Variation 5: Monty Reveals After You Commit

“You pick door 1. Monty asks: ‘Are you locked in?’ You say yes. Then he opens door 3 to reveal a goat. He says, ‘Too bad — you committed.’ Did you make the right choice?”

The probability conditional on what’s now known is identical: P(car behind 1) = 1/3 still. But you can’t switch, so your realized probability is 1/3. The variation is testing whether you understand that information flow precedes commitment, and committing pre-information is suboptimal in this game.

What Interviewers Look For

Recognizing the role of Monty’s knowledge. The “Monty forgets” variation distinguishes candidates who memorized the answer from those who understand why.
Computing probabilities by conditioning on observation, not action. Bayes’ theorem mechanics, applied cleanly.
Verbalizing the asymmetry. Strong candidates explicitly say: “Door 1 was chosen by me without information. Door 3 was opened by a knowing party who avoided the car. The two doors are not symmetric.”
Handling variations gracefully. When the interviewer changes the rules, recompute from scratch rather than pattern-matching to the original.

Frequently Asked Questions

Is the Monty Hall problem really still asked? It’s so famous.

The original isn’t asked much anymore because it’s too well-known. But variations are asked frequently, often because the interviewer wants to see whether you can adapt. “Same as Monty Hall, but Monty doesn’t know where the car is” is a common follow-up that catches candidates who memorized the answer.

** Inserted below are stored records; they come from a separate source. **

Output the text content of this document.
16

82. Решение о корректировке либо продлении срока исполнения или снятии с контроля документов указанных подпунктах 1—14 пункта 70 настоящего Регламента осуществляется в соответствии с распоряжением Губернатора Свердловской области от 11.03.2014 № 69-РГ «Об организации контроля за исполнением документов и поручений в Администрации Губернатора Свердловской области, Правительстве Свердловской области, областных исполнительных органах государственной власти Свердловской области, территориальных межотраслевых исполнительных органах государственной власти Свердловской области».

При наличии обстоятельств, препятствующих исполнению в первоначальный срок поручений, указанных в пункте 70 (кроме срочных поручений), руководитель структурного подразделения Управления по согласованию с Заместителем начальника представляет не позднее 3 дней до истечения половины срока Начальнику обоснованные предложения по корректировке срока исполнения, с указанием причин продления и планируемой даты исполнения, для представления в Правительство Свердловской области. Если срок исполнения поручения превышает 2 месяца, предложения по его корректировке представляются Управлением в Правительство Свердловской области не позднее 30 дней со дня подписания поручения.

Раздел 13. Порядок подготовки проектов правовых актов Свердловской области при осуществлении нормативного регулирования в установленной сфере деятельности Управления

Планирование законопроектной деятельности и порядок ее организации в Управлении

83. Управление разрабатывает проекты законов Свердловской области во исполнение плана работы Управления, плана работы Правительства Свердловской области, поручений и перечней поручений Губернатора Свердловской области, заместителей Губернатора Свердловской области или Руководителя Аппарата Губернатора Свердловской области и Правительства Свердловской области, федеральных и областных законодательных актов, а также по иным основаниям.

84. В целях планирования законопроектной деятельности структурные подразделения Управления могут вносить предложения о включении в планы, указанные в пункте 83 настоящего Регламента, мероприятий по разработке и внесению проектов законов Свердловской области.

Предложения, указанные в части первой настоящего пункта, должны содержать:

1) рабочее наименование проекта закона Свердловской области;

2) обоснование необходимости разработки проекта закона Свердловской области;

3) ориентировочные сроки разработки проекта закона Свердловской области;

If an interviewer asks you the original Monty Hall, expect a follow-up immediately afterward; don’t relax.

What’s the cleanest one-sentence explanation of why switching wins?

“Your door has 1/3 probability because you chose it from three options without information; the remaining unopened door has 2/3 because the opened door was specifically chosen to not be the car.” If you can deliver that clearly under interview pressure, you’ve demonstrated understanding. Avoid getting tangled in formulas; the verbal intuition is what interviewers want to hear.

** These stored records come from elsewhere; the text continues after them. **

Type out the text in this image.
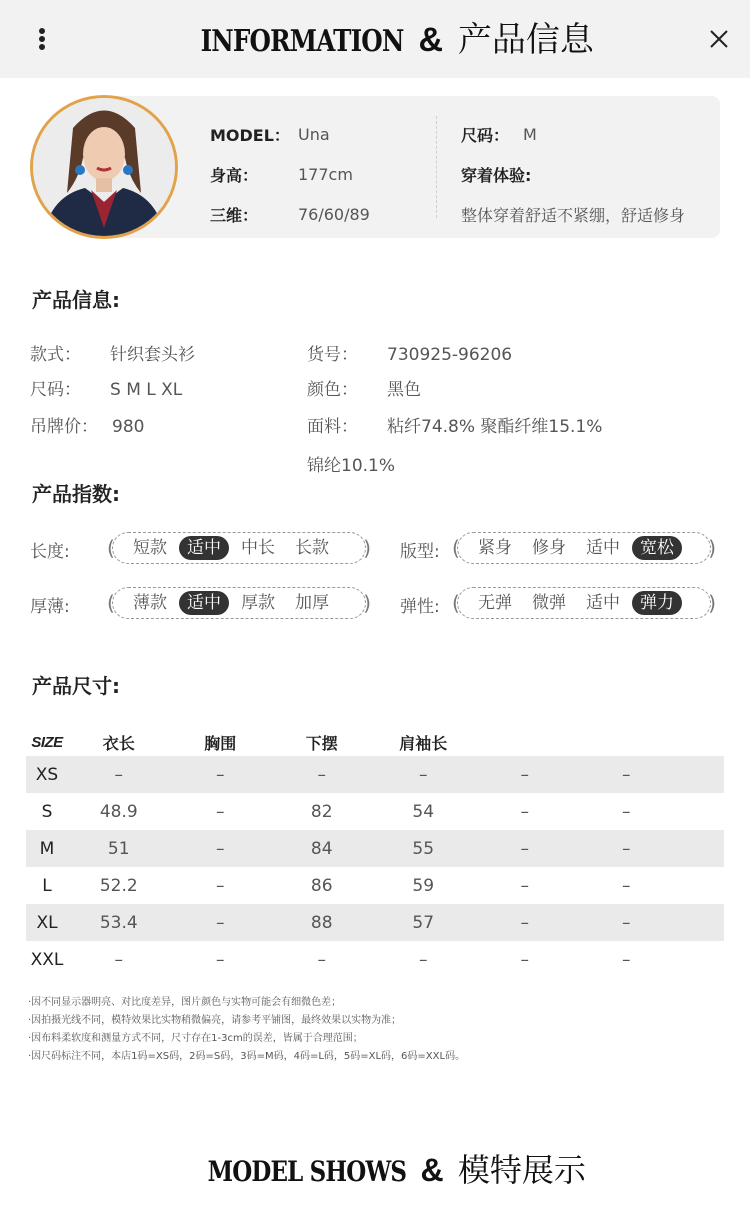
INFORMATION & 产品信息
MODEL： Una
身高：	177cm
三维：	76/60/89
尺码： M
穿着体验:
整体穿着舒适不紧绷，舒适修身
产品信息:
款式： 针织套头衫	货号： 730925-96206
尺码： S M L XL	颜色： 黑色
吊牌价： 980	面料： 粘纤74.8% 聚酯纤维15.1%
锦纶10.1%
产品指数:
长度: (	短款	适中	中长	长款	) 版型: (	紧身	修身	适中	宽松	)
厚薄: (	薄款	适中	厚款	加厚	) 弹性: (	无弹	微弹	适中	弹力	)
产品尺寸:
SIZE	衣长	胸围	下摆	肩袖长
XS	–	–	–	–	–	–
S	48.9	–	82	54	–	–
M	51	–	84	55	–	–
L	52.2	–	86	59	–	–
XL	53.4	–	88	57	–	–
XXL	–	–	–	–	–	–
·因不同显示器明亮、对比度差异，图片颜色与实物可能会有细微色差；
·因拍摄光线不同，模特效果比实物稍微偏亮，请参考平铺图，最终效果以实物为准；
·因布料柔软度和测量方式不同，尺寸存在1-3cm的误差，皆属于合理范围；
·因尺码标注不同，本店1码=XS码，2码=S码，3码=M码，4码=L码，5码=XL码，6码=XXL码。
MODEL SHOWS & 模特展示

How do I handle a variation I’ve never seen?

Set up Bayes’ theorem from scratch. List the prior probabilities, compute the likelihood of the observation under each hypothesis, divide by the marginal. Don’t try to pattern-match to the original. Every Monty Hall variation is a clean Bayesian problem; the only question is what’s prior, what’s likelihood, and what’s being asked.

What’s the trickiest variation?

“Monty Hall with three doors, but Monty has a 50% chance of being honest (opens a goat) and 50% chance of being random (opens any other door, possibly the car). You pick door 1, he opens door 3 to reveal a goat. Should you switch?” The answer involves weighting over Monty’s two policies. Setup: P(Monty honest) = 0.5, P(Monty random) = 0.5. Compute P(car behind each door | Monty opens 3 with goat) by mixing the two cases. The math is doable but multi-step; this is the kind of variation a senior interviewer might ask.

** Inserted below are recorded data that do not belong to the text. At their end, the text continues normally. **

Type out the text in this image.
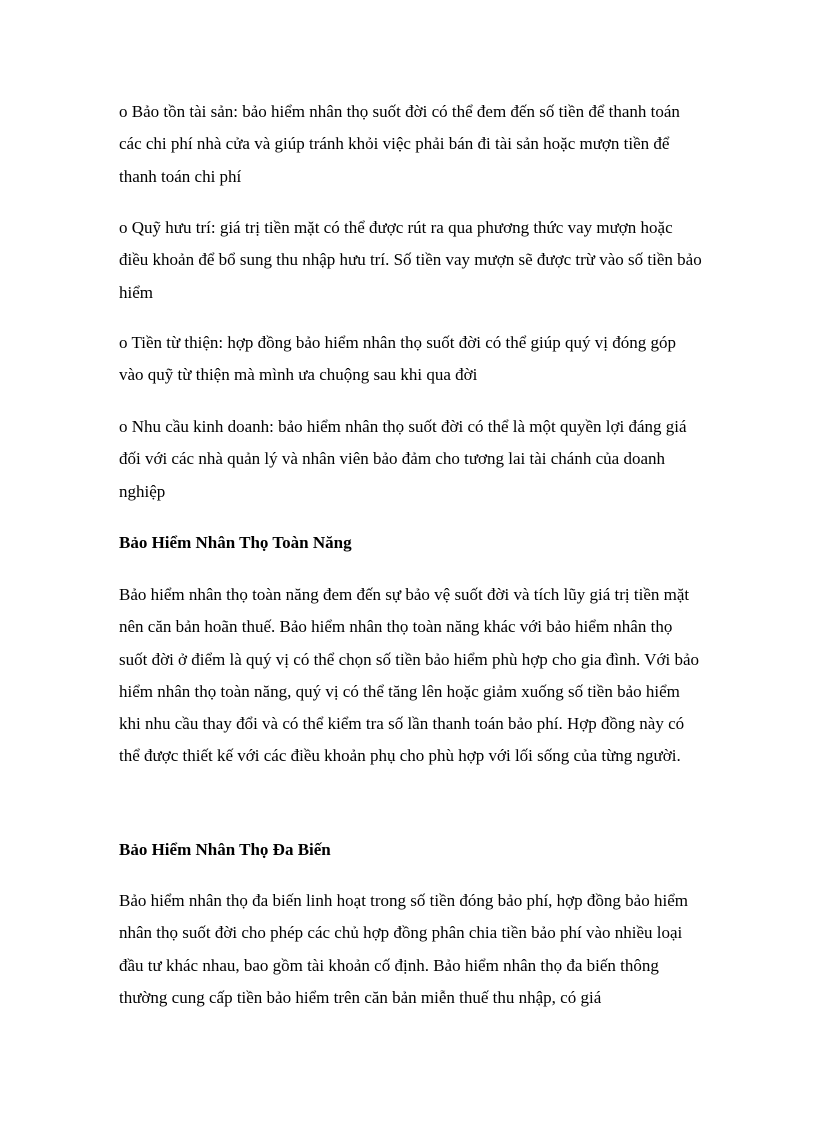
o Bảo tồn tài sản: bảo hiểm nhân thọ suốt đời có thể đem đến số tiền để thanh toán các chi phí nhà cửa và giúp tránh khỏi việc phải bán đi tài sản hoặc mượn tiền để thanh toán chi phí

o Quỹ hưu trí: giá trị tiền mặt có thể được rút ra qua phương thức vay mượn hoặc điều khoản để bổ sung thu nhập hưu trí. Số tiền vay mượn sẽ được trừ vào số tiền bảo hiểm

o Tiền từ thiện: hợp đồng bảo hiểm nhân thọ suốt đời có thể giúp quý vị đóng góp vào quỹ từ thiện mà mình ưa chuộng sau khi qua đời

o Nhu cầu kinh doanh: bảo hiểm nhân thọ suốt đời có thể là một quyền lợi đáng giá đối với các nhà quản lý và nhân viên bảo đảm cho tương lai tài chánh của doanh nghiệp

Bảo Hiểm Nhân Thọ Toàn Năng

Bảo hiểm nhân thọ toàn năng đem đến sự bảo vệ suốt đời và tích lũy giá trị tiền mặt nên căn bản hoãn thuế. Bảo hiểm nhân thọ toàn năng khác với bảo hiểm nhân thọ suốt đời ở điểm là quý vị có thể chọn số tiền bảo hiểm phù hợp cho gia đình. Với bảo hiểm nhân thọ toàn năng, quý vị có thể tăng lên hoặc giảm xuống số tiền bảo hiểm khi nhu cầu thay đổi và có thể kiểm tra số lần thanh toán bảo phí. Hợp đồng này có thể được thiết kế với các điều khoản phụ cho phù hợp với lối sống của từng người.

Bảo Hiểm Nhân Thọ Đa Biến

Bảo hiểm nhân thọ đa biến linh hoạt trong số tiền đóng bảo phí, hợp đồng bảo hiểm nhân thọ suốt đời cho phép các chủ hợp đồng phân chia tiền bảo phí vào nhiều loại đầu tư khác nhau, bao gồm tài khoản cố định. Bảo hiểm nhân thọ đa biến thông thường cung cấp tiền bảo hiểm trên căn bản miễn thuế thu nhập, có giá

Why do quant firms care about this specifically?

The Monty Hall problem maps directly to trading: information is revealed by other market participants whose actions are not random — their choice of when to trade, what to quote, which side to take, all reflect their private information. A market maker who treats other participants’ actions as uninformative is leaving money on the table; one who correctly conditions on counterparty actions makes better trades. Monty Hall is a stylized version of this skill.